The risk might be worth it because the story you create may engage you, too, so that, this time, you don’t count the minutes until you can step away from the podium. Instead, you may tap the raconteur’s pleasure of telling a story that becomes a mini-event. Perhaps even a milestone where you enjoy telling and your audience enjoys hearing. So, win-win.
How do you turn a PowerPoint presentation into a story? One starting point is to take the advice of professor turned filmmaker Randy Olson in his book Houston, We Have a Narrative: Why Science Needs Story (University of Chicago Press, 2015).[i] Olson advised ditching the “And, And, And” mode of presentation, which amounts to “a pile of sundry facts that may be interesting or even curious, but makes no meaningful picture as a whole.” Instead, adopt an abbreviated (but deeply-formulated) form that advances a coherent story: “And, But, Therefore.”
Your story starts with some salient facts already present in your PowerPoint presentation. Not all the facts, only the top facts. These critical facts help set the context and give your audience a sense of what is coming next. In storytelling parlance, this is the “ordinary world,” where these facts apply and shape all we do. These are the things we all know. But rather than presenting a laundry list or a bulleted, scannable list, opt for a couple of facts that portend bigger things.
“But” advances your story by telling your audience there is conflicting evidence. According to Bruce Kirchoff, if your story were a three-act play, “But” would come at the beginning of the second act.[i] You see, the facts as presented don’t quite fit the “ordinary world.” This inciting incident reverses direction and demands a new hypothesis and, most likely, a new set of actions. If you have some emotion about this inciting incident and tell that emotion, then you will have found the keyhole of curiosity.
“Therefore” tells the story of how to live with “but” in Act II. In the archetypal Hero’s Journey,[i] “Therefore” is how the hero gets home again, changed (and improved, one hopes).
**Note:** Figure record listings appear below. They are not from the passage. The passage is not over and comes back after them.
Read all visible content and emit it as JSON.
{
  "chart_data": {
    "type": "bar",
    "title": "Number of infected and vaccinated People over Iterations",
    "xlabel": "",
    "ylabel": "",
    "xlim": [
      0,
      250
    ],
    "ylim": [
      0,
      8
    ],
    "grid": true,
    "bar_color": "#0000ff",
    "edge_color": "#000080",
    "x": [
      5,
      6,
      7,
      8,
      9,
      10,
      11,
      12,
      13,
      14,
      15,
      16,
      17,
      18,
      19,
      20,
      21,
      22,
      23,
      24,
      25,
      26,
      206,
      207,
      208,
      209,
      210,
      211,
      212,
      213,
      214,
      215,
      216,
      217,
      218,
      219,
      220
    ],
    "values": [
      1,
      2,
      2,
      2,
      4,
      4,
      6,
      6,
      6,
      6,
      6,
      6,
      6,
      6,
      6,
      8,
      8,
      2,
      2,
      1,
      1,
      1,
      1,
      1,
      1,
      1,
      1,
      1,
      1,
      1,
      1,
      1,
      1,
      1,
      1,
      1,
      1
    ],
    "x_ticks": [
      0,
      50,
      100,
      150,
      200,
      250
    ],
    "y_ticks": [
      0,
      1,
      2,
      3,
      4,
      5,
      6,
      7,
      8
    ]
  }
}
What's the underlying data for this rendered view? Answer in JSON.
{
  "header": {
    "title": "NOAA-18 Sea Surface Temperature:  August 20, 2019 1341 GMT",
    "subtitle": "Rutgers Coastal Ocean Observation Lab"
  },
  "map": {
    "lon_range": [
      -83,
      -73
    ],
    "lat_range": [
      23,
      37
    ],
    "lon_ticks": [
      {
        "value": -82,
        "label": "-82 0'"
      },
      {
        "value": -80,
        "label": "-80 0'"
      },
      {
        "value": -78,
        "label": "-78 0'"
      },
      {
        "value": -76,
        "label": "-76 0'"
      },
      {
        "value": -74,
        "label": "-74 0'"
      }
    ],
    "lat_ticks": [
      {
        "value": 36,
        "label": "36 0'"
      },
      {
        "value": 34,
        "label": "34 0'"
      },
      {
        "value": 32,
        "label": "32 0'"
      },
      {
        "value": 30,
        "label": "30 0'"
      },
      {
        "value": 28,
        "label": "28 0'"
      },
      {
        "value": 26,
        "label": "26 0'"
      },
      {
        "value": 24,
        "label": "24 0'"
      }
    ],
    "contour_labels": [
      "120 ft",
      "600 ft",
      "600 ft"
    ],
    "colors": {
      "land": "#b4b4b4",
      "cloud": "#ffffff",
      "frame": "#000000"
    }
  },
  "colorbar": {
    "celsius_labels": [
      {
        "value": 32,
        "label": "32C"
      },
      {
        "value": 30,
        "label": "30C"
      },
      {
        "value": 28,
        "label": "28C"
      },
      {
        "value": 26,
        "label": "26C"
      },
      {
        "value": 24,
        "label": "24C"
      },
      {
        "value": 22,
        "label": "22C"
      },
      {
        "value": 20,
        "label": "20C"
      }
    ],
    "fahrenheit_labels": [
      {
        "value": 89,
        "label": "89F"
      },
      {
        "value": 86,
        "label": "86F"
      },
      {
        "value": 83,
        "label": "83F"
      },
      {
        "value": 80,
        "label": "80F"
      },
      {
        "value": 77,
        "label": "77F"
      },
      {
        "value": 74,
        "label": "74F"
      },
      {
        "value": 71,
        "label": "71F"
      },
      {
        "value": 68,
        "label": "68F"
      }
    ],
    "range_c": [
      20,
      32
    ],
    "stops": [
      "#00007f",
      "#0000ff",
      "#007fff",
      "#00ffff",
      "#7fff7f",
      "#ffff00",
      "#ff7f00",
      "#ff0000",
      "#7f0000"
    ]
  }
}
This is the bulk of the story, the bulk of your presentation. “And” and “But” do the folding and fitting through the keyhole—the work of hooking the audience. “Therefore” unfurls the sail and completes the journey.
So What? I’m Just Presenting Marketing Plans to My Team
“All my team expects is the timing and tactics,” I hear you saying. “They don’t need a story to keep them interested.” Maybe that is true. But what if your team members do not all have your expertise? They may not know why this situation needs a drip campaign rather than a blast campaign. Stick your “but” right there. You have a strong hunch about how this audience will respond to personalized messaging touches rather than a dump truck load of general stuff. Your “but” is a reason to change course, a reason that, when said aloud, invites collaboration from others on your team. Then tell your story.
Can everything be turned into a story? Maybe. Maybe not. I do know that if there is anything remarkable in our communication with each other—by which I mean those times when we actually remark to one another about something—it almost always follows a story format. If, at dinner, I tell my wife a set of facts I discovered that day, I can watch her eyes glaze in the first two seconds. But if I start with the salient “counter-fact” that made me rethink everything, her eyes may not glaze. At least right away.
In Part 2, I’ll tell you how to fold your story tiny to ready it for delivery. Hint: it involves locating the single word that changes everything.
Be brave. Tell a story at your next presentation rather than “and-ing” out sundry facts.
[i] Joseph Campbell. The Power of Myth. NY: Anchor Books, 1991
[i] Bruce Kirchoff. Presenting Science Concisely. Boston, MA: CABI 2021. 39
[i] Randy Olson. Houston, We Have a Narrative: Why Science Needs Story. Chicago, IL: University of Chicago Press, 2015.